После беседы с этим человеком Андрей вышел, озираясь. Пожалуй, если заметит кто из знакомых – могут быть неприятности. Из комсомола исключат – уж точно. Он еще раз прокрутил в голове весь разговор от начала до конца.
– Очень сложно, – резюмировал он вслух. – И непонятно…
Анна оказалась чуть ли не единственной из всех знакомых Голоты, кто не махнул на него рукой. Ухоженная, миловидная, чуть полноватая, светловолосая и зеленоглазая, она явно симпатизировала Андрею и часто по-соседски наведывалась к тете Тане почесать языком. Она даже числилась у той чуть ли не в подружках, хотя была ровесницей Андрея.
– Да пройдет у него эта блажь! – уверяла она. – Забудет он свою киношную дамочку, когда все наладится в быту. Просто пока не везет парню в жизни. Нескладно все.
– А что же делать-то? – причитала тетя Таня. – Ведь пропадает Андрюшка. Совсем сопьется или в психушку угодит! Мать-то его, сестра моя, ведь тронулась рассудком. Так и померла, горемычная, в доме скорби. Где душа ее теперь мыкается – кто знает? Вот я и боюсь, что у Андрюшки это все… наследственное!
– Учиться ему надо, – назидательно качала головой Анна. – У меня знакомый завмаг есть, Григорий Борисович, у него в приятелях полгорода. И ректор института, где на инженеров учат. Могу замолвить словечко за Андрюшу нашего.
Тетя Таня молитвенно сложила руки:
– Замолви, Анечка! – а потом, как бы между делом: – А что у тебя с этим завмагом?
– С Гришенькой? – Анна лукаво подмигнула. – В этой жизни, теть Тань, много возможностей. Нужно только знать, как ими правильно пользоваться.
Между тем слово свое Анна сдержала.
Андрей воспринял новость равнодушно.
– На инженера, так на инженера, – пробормотал он. – Хоть на зоотехника. Учиться – не работать.
Тем же летом Голота стал студентом.
За месяц до начала занятий в институте он вдруг, одержимый какой-то внезапной идеей, разыскал Вовку. Того самого бледнолицего Вовку, которому в памятный январский вечер засветил по лбу и от которого принял по накладной банки с кинопленкой.
– Слушай, друг, – задыхаясь, спросил Андрей, – а куда подевался тот фильм – помнишь? – который вы в январе развозили по кинотеатрам?
– Мы много чего развозили, – настороженно промычал Вовка.
– Да ты еще восхищался, что там остров, сокровища и убийства! – кипятился Голота. – «Сорок третий номер» называется.
– Ничего я не восхищался, – испуганно заверил Вовка, моргая белесыми ресницами. – Фильм запретили к показу.
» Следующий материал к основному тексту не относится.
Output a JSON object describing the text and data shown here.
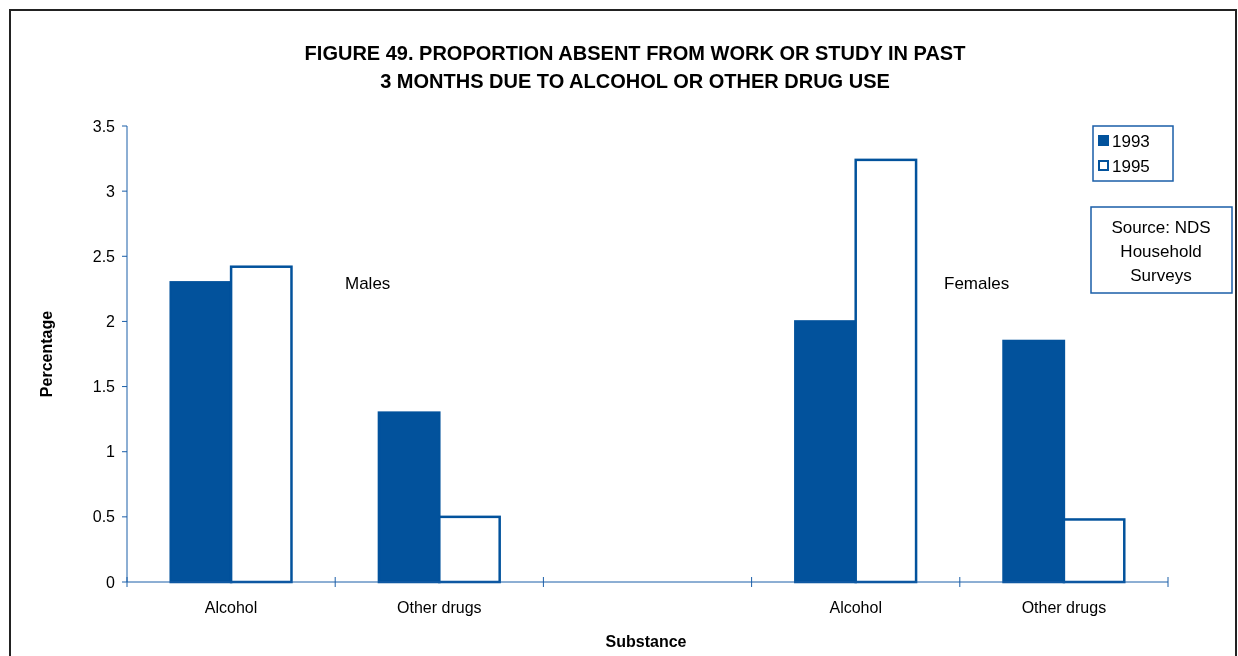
{
  "chart_data": {
    "type": "bar",
    "title": "FIGURE 49. PROPORTION ABSENT FROM WORK OR STUDY IN PAST\n3 MONTHS DUE TO ALCOHOL OR OTHER DRUG USE",
    "xlabel": "Substance",
    "ylabel": "Percentage",
    "categories": [
      "Alcohol",
      "Other drugs",
      null,
      "Alcohol",
      "Other drugs"
    ],
    "series": [
      {
        "name": "1993",
        "color": "#02529c",
        "values": [
          2.3,
          1.3,
          null,
          2.0,
          1.85
        ]
      },
      {
        "name": "1995",
        "color": "#ffffff",
        "values": [
          2.42,
          0.5,
          null,
          3.24,
          0.48
        ]
      }
    ],
    "ylim": [
      0,
      3.5
    ],
    "yticks": [
      0,
      0.5,
      1,
      1.5,
      2,
      2.5,
      3,
      3.5
    ],
    "grid": false,
    "legend": "top right",
    "annotations": [
      "Males",
      "Females",
      "Source: NDS\nHousehold\nSurveys"
    ]
  }
}
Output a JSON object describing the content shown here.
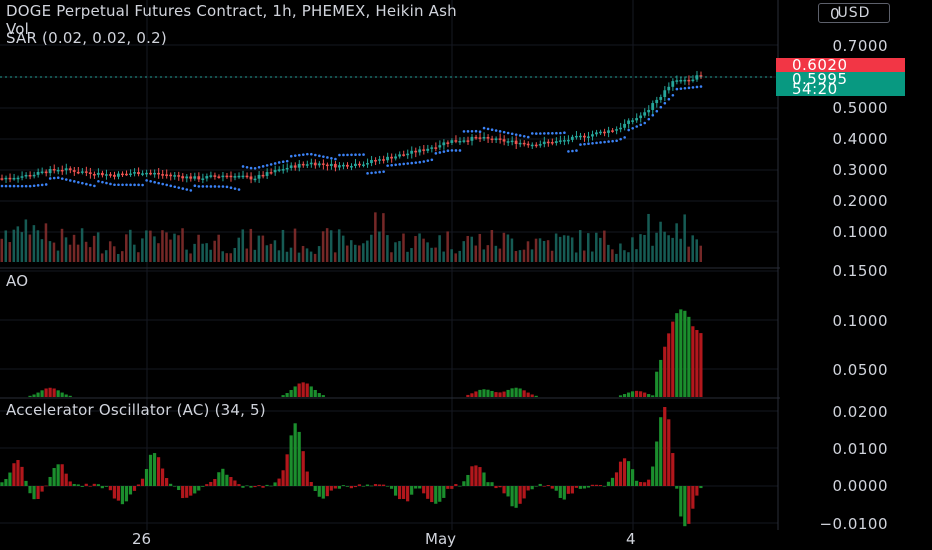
{
  "chart": {
    "title": "DOGE Perpetual Futures Contract, 1h, PHEMEX, Heikin Ash",
    "vol_label": "Vol",
    "sar_label": "SAR (0.02, 0.02, 0.2)",
    "ao_label": "AO",
    "ac_label": "Accelerator Oscillator (AC) (34, 5)",
    "currency_button": "USD",
    "price_label_red": "0.6020",
    "price_label_teal": "0.5995",
    "countdown": "54:20",
    "price_axis_top_partial": "0",
    "price_axis": [
      "0.7000",
      "0.6000",
      "0.5000",
      "0.4000",
      "0.3000",
      "0.2000",
      "0.1000"
    ],
    "ao_axis": [
      "0.1500",
      "0.1000",
      "0.0500"
    ],
    "ac_axis": [
      "0.0200",
      "0.0100",
      "0.0000",
      "−0.0100"
    ],
    "time_axis": [
      "26",
      "May",
      "4"
    ],
    "colors": {
      "background": "#000000",
      "up": "#26a69a",
      "down": "#ef5350",
      "ao_up": "#1b8e2d",
      "ao_down": "#b2171c",
      "sar": "#3b82f6",
      "price_red": "#f23645",
      "price_teal": "#089981"
    }
  },
  "chart_data": {
    "type": "candlestick",
    "symbol": "DOGE Perpetual Futures Contract",
    "interval": "1h",
    "exchange": "PHEMEX",
    "chart_style": "Heikin Ashi",
    "last_price": 0.5995,
    "alt_price": 0.602,
    "price_axis_range": [
      0.05,
      0.75
    ],
    "price_series_approx": {
      "x_labels": [
        "26",
        "May",
        "4"
      ],
      "close_path": [
        0.27,
        0.28,
        0.3,
        0.29,
        0.28,
        0.29,
        0.28,
        0.27,
        0.28,
        0.27,
        0.3,
        0.32,
        0.31,
        0.32,
        0.34,
        0.36,
        0.39,
        0.4,
        0.39,
        0.38,
        0.39,
        0.41,
        0.43,
        0.48,
        0.58,
        0.6
      ]
    },
    "ao_axis_range": [
      0.0,
      0.15
    ],
    "ao_peak": 0.103,
    "ac_axis_range": [
      -0.012,
      0.022
    ],
    "ac_peak": 0.021,
    "ac_trough": -0.011
  }
}
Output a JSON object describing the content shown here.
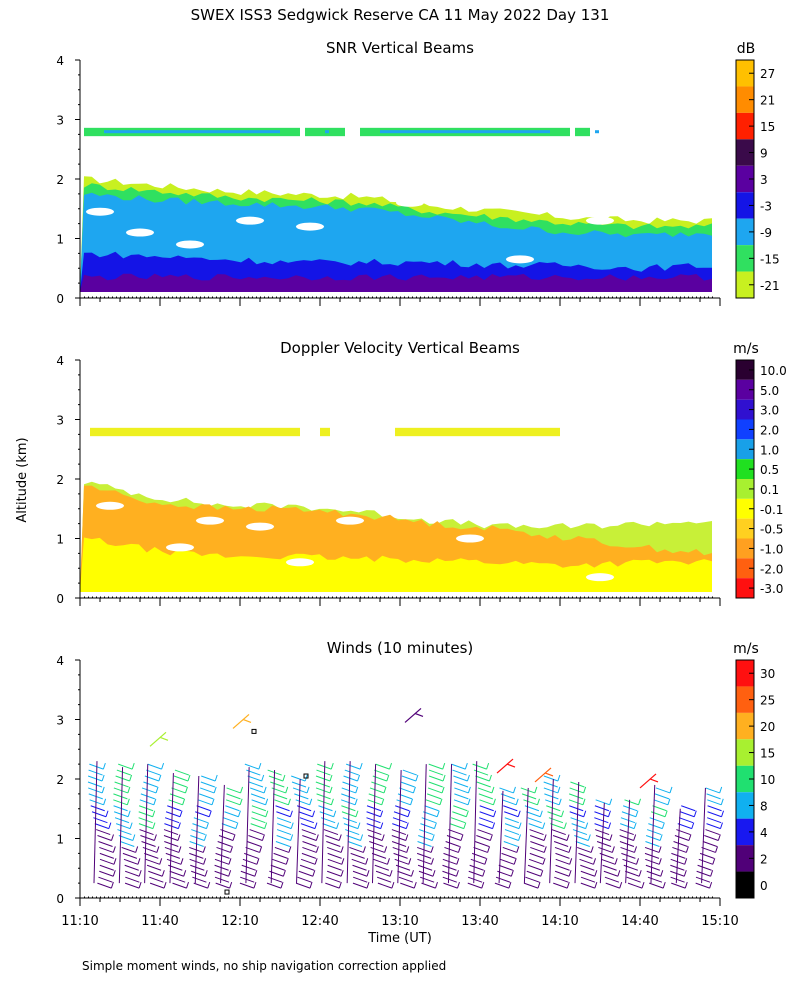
{
  "page": {
    "title": "SWEX ISS3 Sedgwick Reserve CA  11 May 2022 Day 131",
    "y_axis_label": "Altitude (km)",
    "x_axis_label": "Time (UT)",
    "footnote": "Simple moment winds, no ship navigation correction applied"
  },
  "chart_data": [
    {
      "type": "heatmap",
      "title": "SNR Vertical Beams",
      "xlabel": "Time (UT)",
      "ylabel": "Altitude (km)",
      "xlim_hours": [
        11.1667,
        15.1667
      ],
      "ylim": [
        0,
        4
      ],
      "yticks": [
        "0",
        "1",
        "2",
        "3",
        "4"
      ],
      "colorbar_unit": "dB",
      "colorbar_labels": [
        "27",
        "21",
        "15",
        "9",
        "3",
        "-3",
        "-9",
        "-15",
        "-21"
      ],
      "colorbar_colors": [
        "#ffc000",
        "#ff8c00",
        "#ff2000",
        "#3a0a4a",
        "#5a00a0",
        "#1414e6",
        "#1ea6f0",
        "#30e060",
        "#c8f020"
      ],
      "layers": [
        {
          "label": "-21",
          "color": "#c8f020",
          "top_km": [
            2.0,
            1.9,
            1.8,
            1.75,
            1.7,
            1.55,
            1.45,
            1.35,
            1.3,
            1.3
          ]
        },
        {
          "label": "-15",
          "color": "#30e060",
          "top_km": [
            1.9,
            1.8,
            1.7,
            1.65,
            1.6,
            1.45,
            1.35,
            1.25,
            1.2,
            1.2
          ]
        },
        {
          "label": "-9",
          "color": "#1ea6f0",
          "top_km": [
            1.75,
            1.65,
            1.6,
            1.55,
            1.5,
            1.35,
            1.2,
            1.1,
            1.05,
            1.1
          ]
        },
        {
          "label": "-3",
          "color": "#1414e6",
          "top_km": [
            0.75,
            0.7,
            0.65,
            0.6,
            0.6,
            0.6,
            0.55,
            0.55,
            0.5,
            0.55
          ]
        },
        {
          "label": "3",
          "color": "#5a00a0",
          "top_km": [
            0.35,
            0.35,
            0.35,
            0.35,
            0.35,
            0.35,
            0.35,
            0.35,
            0.35,
            0.35
          ]
        }
      ],
      "band_km": [
        2.72,
        2.86
      ]
    },
    {
      "type": "heatmap",
      "title": "Doppler Velocity Vertical Beams",
      "xlabel": "Time (UT)",
      "ylabel": "Altitude (km)",
      "xlim_hours": [
        11.1667,
        15.1667
      ],
      "ylim": [
        0,
        4
      ],
      "yticks": [
        "0",
        "1",
        "2",
        "3",
        "4"
      ],
      "colorbar_unit": "m/s",
      "colorbar_labels": [
        "10.0",
        "5.0",
        "3.0",
        "2.0",
        "1.0",
        "0.5",
        "0.1",
        "-0.1",
        "-0.5",
        "-1.0",
        "-2.0",
        "-3.0"
      ],
      "colorbar_colors": [
        "#2a0030",
        "#5a00a0",
        "#3010d0",
        "#1040ff",
        "#18a0e8",
        "#20e020",
        "#a8f030",
        "#ffff00",
        "#ffd020",
        "#ffa020",
        "#ff6010",
        "#ff1010"
      ],
      "layers": [
        {
          "label": "0.1",
          "color": "#c8f038",
          "top_km": [
            1.95,
            1.7,
            1.55,
            1.55,
            1.45,
            1.3,
            1.2,
            1.2,
            1.25,
            1.3
          ]
        },
        {
          "label": "-0.5",
          "color": "#ffb020",
          "top_km": [
            1.9,
            1.6,
            1.5,
            1.5,
            1.4,
            1.25,
            1.15,
            1.0,
            0.85,
            0.75
          ]
        },
        {
          "label": "-0.1",
          "color": "#ffff00",
          "top_km": [
            1.0,
            0.8,
            0.7,
            0.7,
            0.65,
            0.65,
            0.6,
            0.55,
            0.6,
            0.6
          ]
        }
      ],
      "band_km": [
        2.72,
        2.86
      ]
    },
    {
      "type": "wind_barbs",
      "title": "Winds (10 minutes)",
      "xlabel": "Time (UT)",
      "ylabel": "Altitude (km)",
      "xlim_hours": [
        11.1667,
        15.1667
      ],
      "ylim": [
        0,
        4
      ],
      "yticks": [
        "0",
        "1",
        "2",
        "3",
        "4"
      ],
      "xticks": [
        "11:10",
        "11:40",
        "12:10",
        "12:40",
        "13:10",
        "13:40",
        "14:10",
        "14:40",
        "15:10"
      ],
      "colorbar_unit": "m/s",
      "colorbar_labels": [
        "30",
        "25",
        "20",
        "15",
        "10",
        "8",
        "4",
        "2",
        "0"
      ],
      "colorbar_colors": [
        "#ff1010",
        "#ff6010",
        "#ffb020",
        "#a8f030",
        "#20e070",
        "#10b0f0",
        "#1818f0",
        "#500078",
        "#000000"
      ],
      "profile_tops_km": [
        2.3,
        2.2,
        2.25,
        2.1,
        2.05,
        1.9,
        2.2,
        2.15,
        2.0,
        2.3,
        2.3,
        2.25,
        2.15,
        2.25,
        2.25,
        2.3,
        1.8,
        1.85,
        2.0,
        1.95,
        1.6,
        1.65,
        1.9,
        1.5,
        1.85
      ]
    }
  ]
}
Значит, восхищаться там нечем. Скверный фильм. Дерьмо собачье.
– Может, и так, – спешно согласился Андрей. – Но ты, друг, скажи, куда он подевался, когда копии изъяли из кинотеатров?
Вовка пожал плечами:
– Откуда я знаю? Может, в спецхране валяется, а может, в Москве, в Госфильмофонде, на полку положили. А тебе зачем?
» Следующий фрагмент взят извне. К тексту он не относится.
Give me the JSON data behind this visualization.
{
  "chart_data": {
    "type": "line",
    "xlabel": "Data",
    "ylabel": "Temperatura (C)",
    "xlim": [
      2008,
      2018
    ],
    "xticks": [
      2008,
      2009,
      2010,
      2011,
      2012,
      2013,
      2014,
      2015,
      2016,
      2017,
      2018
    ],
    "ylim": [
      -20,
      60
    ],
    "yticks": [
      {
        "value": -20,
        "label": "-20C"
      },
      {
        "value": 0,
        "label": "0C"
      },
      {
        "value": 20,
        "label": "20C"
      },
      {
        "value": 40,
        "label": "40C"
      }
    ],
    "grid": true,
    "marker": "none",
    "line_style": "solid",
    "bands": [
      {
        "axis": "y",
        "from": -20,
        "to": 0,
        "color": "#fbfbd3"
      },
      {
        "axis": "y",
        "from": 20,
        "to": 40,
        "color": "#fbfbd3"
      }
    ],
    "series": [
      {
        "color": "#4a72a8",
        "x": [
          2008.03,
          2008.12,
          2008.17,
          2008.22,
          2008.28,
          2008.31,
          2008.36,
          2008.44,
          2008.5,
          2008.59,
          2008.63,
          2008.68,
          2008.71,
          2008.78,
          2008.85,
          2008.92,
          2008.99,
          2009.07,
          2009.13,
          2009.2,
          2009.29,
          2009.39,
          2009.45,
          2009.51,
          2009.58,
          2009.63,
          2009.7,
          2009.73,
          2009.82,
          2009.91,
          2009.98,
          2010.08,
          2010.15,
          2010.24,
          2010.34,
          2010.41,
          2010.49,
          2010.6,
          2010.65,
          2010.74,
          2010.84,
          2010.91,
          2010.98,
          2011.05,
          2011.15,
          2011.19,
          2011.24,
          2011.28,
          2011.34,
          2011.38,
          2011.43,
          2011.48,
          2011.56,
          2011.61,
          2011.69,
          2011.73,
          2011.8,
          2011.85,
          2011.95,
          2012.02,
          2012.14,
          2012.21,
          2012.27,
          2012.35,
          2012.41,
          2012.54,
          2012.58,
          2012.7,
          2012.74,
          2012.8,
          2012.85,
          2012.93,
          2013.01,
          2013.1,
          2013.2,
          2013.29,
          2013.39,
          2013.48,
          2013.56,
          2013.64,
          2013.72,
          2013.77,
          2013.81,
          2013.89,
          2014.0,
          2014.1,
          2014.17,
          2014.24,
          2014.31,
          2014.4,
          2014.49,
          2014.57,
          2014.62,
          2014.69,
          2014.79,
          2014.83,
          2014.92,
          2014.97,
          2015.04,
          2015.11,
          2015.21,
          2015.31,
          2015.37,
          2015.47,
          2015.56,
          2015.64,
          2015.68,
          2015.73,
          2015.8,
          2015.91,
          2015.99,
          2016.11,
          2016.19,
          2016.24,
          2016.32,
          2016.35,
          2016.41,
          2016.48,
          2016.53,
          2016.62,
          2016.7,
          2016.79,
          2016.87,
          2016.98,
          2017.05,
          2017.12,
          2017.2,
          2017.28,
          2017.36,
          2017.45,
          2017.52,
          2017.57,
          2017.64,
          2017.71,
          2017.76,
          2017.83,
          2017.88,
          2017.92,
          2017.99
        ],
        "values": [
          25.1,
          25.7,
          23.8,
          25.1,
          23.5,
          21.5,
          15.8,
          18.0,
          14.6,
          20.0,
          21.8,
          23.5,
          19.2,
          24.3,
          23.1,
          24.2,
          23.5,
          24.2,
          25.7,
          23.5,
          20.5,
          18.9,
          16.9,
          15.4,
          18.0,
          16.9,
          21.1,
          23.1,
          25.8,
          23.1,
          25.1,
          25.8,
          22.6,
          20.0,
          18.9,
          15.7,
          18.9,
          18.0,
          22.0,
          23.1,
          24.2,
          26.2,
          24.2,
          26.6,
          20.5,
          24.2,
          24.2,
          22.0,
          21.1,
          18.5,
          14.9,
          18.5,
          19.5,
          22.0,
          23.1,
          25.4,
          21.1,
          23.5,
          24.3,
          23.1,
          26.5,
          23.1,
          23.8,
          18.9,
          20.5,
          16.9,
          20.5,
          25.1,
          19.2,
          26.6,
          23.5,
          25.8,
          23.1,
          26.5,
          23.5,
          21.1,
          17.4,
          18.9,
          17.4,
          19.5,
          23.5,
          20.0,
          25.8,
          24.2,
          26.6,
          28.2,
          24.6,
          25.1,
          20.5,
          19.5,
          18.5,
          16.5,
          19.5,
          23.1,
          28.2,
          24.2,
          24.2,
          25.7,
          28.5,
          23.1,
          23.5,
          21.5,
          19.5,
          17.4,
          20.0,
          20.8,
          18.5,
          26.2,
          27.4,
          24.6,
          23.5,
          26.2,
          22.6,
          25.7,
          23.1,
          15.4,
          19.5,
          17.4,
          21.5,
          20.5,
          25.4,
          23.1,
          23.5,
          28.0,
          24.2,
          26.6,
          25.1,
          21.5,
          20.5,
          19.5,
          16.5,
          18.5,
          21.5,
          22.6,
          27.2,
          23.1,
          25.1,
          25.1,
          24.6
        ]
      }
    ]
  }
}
– Шалишь, – погрозил пальцем Голота. – Такие дела быстро не делаются. Признайся честно: фильмец, небось, у вас пока пылится?
– Слушай, а тебе-то чего? – Вовка потерял терпение. – Закрытый показ, что ли, хочешь организовать?
И тут Голоту осенило. Ему всегда было не занимать живого ума.
– Ты мне, парень, вырежи несколько кадров на шестой минуте первой части, – невозмутимо распорядился он, – а я в знак благодарности никому не скажу про ваши «закрытые показы».
– Какие такие показы?.. – и Вовка прикусил язык. Сам ведь ляпнул сдуру про то, что такое возможно. Этот сумасшедший киномеханик подловил его на слове. И кто его поймет – блефует он или впрямь что-то знает?
– Сделай это, Вовка, – почти интимно попросил Голота.
– На шестой минуте? – уточнил тот. – А сколько кадров тебе нужно?
– Вырежи двадцать четыре кадра. Ровно секунду. С тебя не убудет.
Вовка замялся. Казалось, он что-то обдумывает.
– Копия – на выброс, – сокрушенно вздохнул он, как араб на базаре. – И все из-за одной секунды.
Голота криво улыбнулся:
– Ей все равно на полке пылиться. А у тебя еще есть.
Через два дня Андрей получил желанный кусок кинопленки. Он не помнил, когда в последний раз чувствовал себя таким счастливым. Чутье киномеханика – пусть и бывшего – его не подвело: на восьми кадрах из двадцати четырех была она. Крупный план. То, что надо!